I could bore you with Kurt Hahn quotes all day. Here’s another one, ‘A schoolmaster made the remark, ‘I have no faith in this boy.’ He said, ‘Then you have no right to educate him.’
Schools are nothing like the schools Kurt Hahn wanted. And instead of just theorising or dreaming he tried things in the schools he created, and he achieved things with the lives he influenced.
I feel strongly that if someone had asked me aged fifteen, “What do you want to do?” I’d have said, “Write.” And just maybe they’d have helped me to set up a writing group… That would have been better in so many ways than anything I learned in geography.
And instead a few years ago I set up my writing group, and it was awful. I had no confidence to lead it at all, I messed up, I made a bad writing group. Somehow I got through that and I learned, and I now organise an amazing group that is fun, it works, and it’s so big it meets twice a month, and we’re publishing a book next May.
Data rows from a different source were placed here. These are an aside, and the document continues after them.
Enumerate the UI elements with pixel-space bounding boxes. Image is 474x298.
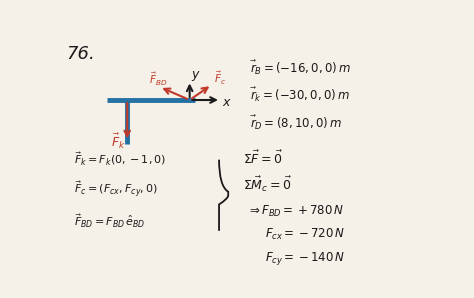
Text: x: x [223, 96, 230, 109]
Text: $F_{cx}=-720\,N$: $F_{cx}=-720\,N$ [265, 227, 345, 242]
Text: $\Rightarrow F_{BD}=+780\,N$: $\Rightarrow F_{BD}=+780\,N$ [246, 204, 344, 219]
Text: $\vec{F}_{c}=(F_{cx},F_{cy},0)$: $\vec{F}_{c}=(F_{cx},F_{cy},0)$ [74, 180, 158, 200]
Text: $\vec{F}_{c}$: $\vec{F}_{c}$ [214, 70, 226, 87]
Text: $\vec{F}_{BD}$: $\vec{F}_{BD}$ [148, 71, 167, 88]
Text: $F_{cy}=-140\,N$: $F_{cy}=-140\,N$ [265, 250, 345, 267]
Text: y: y [191, 68, 199, 81]
Text: $\vec{r}_{k}=(-30,0,0)\,m$: $\vec{r}_{k}=(-30,0,0)\,m$ [250, 86, 350, 104]
Text: $\vec{F}_{k}=F_{k}(0,-1,0)$: $\vec{F}_{k}=F_{k}(0,-1,0)$ [74, 151, 166, 168]
Text: $\vec{F}_{BD}=F_{BD}\,\hat{e}_{BD}$: $\vec{F}_{BD}=F_{BD}\,\hat{e}_{BD}$ [74, 212, 146, 230]
Text: $\vec{r}_{D}=(8,10,0)\,m$: $\vec{r}_{D}=(8,10,0)\,m$ [250, 114, 342, 132]
Text: 76.: 76. [66, 45, 95, 63]
Text: $\vec{F}_{k}$: $\vec{F}_{k}$ [110, 132, 125, 151]
Text: $\Sigma\vec{F}=\vec{0}$: $\Sigma\vec{F}=\vec{0}$ [243, 150, 283, 167]
Text: $\Sigma\vec{M}_{c}=\vec{0}$: $\Sigma\vec{M}_{c}=\vec{0}$ [243, 174, 292, 194]
Text: $\vec{r}_{B}=(-16,0,0)\,m$: $\vec{r}_{B}=(-16,0,0)\,m$ [250, 58, 351, 77]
Imagine if I’d learned I could do all this aged fifteen? Maybe now I’d have a worldwide writing group organisation, and we would have published dozens of writing group books!
This is, of course, a flippant point. But still. I learned that I could manage people, and organise things, and make stuff happen in my thirties and forties. Is this because I needed to be this old to learn to do all this stuff? Or did I have this ability, but school only taught me geography and never tested if I could create things, and manage people, and be responsible?
When people care they push themselves, and when people push themselves they learn.
So here I am, with a love for a long dead german educator. I’m pleased that his ideals are there in practise in schools in America. Expeditionary Schools sound like amazing places, it’s not only exams on the agenda, it’s self discovery, curiosity, responsibility, learning from failure, competition, reflection and service…I’ve thought of trying to set up a free school in this model in Canterbury. I may yet. I’m pleased the Duke of Edinburgh and Outward bounds stuff exists in this country, although I think challenge doesn’t need to only translate to the physical things…
So I have a hero, and I know the lesson he would teach is to keep on trying the difficult stuff. Experience and challenge is always the best teacher. I tell my kids there is a bravery muscle, it gets stronger if you use it. And my next step with the difficult stuff is deciding how to translate my enthusiasm for this long dead german educator into something that makes an impact in the world in some way.